Una location particolarmente suggestiva, immersa nelle dolci colline del Chianti, circondata da Super vigneti e scorci paesaggistici considerevoli, che ogni cittadino del mondo ci invidia, capace di dar forma e anima, ancora oggi dopo secoli, alla Storia che trasuda dalle pareti e dalle attività svolte in questo stupendo Castello.

E’ un Castello risalente al XI sec. che nel corso del tempo ha cambiato la sua proprietà e si è visto “al centro” delle contese tra Guelfi e Ghibellini nonché occupato dalle truppe nemiche durante la Guerra dei Medici nel 1529 .
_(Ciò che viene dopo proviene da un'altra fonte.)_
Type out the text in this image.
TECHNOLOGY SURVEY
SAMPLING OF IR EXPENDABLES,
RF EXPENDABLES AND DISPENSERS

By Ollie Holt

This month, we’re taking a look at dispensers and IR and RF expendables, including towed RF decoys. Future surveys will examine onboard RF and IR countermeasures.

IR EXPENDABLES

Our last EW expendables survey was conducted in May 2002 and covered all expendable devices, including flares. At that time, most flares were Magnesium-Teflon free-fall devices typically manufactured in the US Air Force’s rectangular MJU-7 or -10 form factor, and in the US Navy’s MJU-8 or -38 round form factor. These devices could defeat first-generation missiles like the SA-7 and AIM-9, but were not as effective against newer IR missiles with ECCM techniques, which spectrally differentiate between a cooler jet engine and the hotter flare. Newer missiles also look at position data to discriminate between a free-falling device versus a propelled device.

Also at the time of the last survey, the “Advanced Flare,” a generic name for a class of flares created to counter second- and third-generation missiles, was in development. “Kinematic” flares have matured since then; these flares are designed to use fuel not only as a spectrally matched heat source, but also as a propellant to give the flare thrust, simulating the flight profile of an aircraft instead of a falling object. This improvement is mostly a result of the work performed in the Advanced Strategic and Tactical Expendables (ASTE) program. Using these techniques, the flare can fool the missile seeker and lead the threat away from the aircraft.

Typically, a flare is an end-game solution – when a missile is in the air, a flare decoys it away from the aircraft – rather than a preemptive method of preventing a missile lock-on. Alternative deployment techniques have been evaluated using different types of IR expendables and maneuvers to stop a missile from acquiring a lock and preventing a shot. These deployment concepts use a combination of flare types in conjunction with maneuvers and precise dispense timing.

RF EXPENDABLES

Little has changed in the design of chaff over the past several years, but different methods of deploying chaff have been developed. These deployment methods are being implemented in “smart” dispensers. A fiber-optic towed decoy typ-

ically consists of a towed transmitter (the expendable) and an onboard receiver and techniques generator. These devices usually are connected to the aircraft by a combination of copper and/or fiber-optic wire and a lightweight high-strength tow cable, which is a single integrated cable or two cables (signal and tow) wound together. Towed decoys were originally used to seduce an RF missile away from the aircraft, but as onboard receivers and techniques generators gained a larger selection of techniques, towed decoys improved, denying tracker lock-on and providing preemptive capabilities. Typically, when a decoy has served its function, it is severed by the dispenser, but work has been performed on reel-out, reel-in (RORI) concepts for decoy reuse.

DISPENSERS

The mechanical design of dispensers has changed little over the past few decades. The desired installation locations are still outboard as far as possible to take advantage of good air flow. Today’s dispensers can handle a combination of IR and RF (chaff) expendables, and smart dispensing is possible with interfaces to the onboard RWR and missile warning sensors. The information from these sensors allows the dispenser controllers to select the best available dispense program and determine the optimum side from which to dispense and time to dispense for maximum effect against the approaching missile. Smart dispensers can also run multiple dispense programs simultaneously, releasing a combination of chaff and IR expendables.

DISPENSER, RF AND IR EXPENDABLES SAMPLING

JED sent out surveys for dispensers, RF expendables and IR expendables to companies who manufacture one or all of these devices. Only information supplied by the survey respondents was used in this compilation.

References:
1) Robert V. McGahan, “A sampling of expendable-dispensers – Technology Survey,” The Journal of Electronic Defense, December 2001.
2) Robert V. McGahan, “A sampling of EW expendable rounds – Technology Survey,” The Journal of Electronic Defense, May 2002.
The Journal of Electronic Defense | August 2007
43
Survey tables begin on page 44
Il primo impatto visivo lascia senza parole ed è veramente da 10 e lode. Molto curato sia esternamente che internamente, le luci notturne conferiscono un’aurea magica perché tutto riesce a farti immergere nell’antica dimora feudale già della Famiglia Ricasoli-Firidolfi.

Ogni scatto fotografico immortala molto più di una bellissima Fortezza, imprigiona tutta la forza, le contese storiche e la platealità del posto.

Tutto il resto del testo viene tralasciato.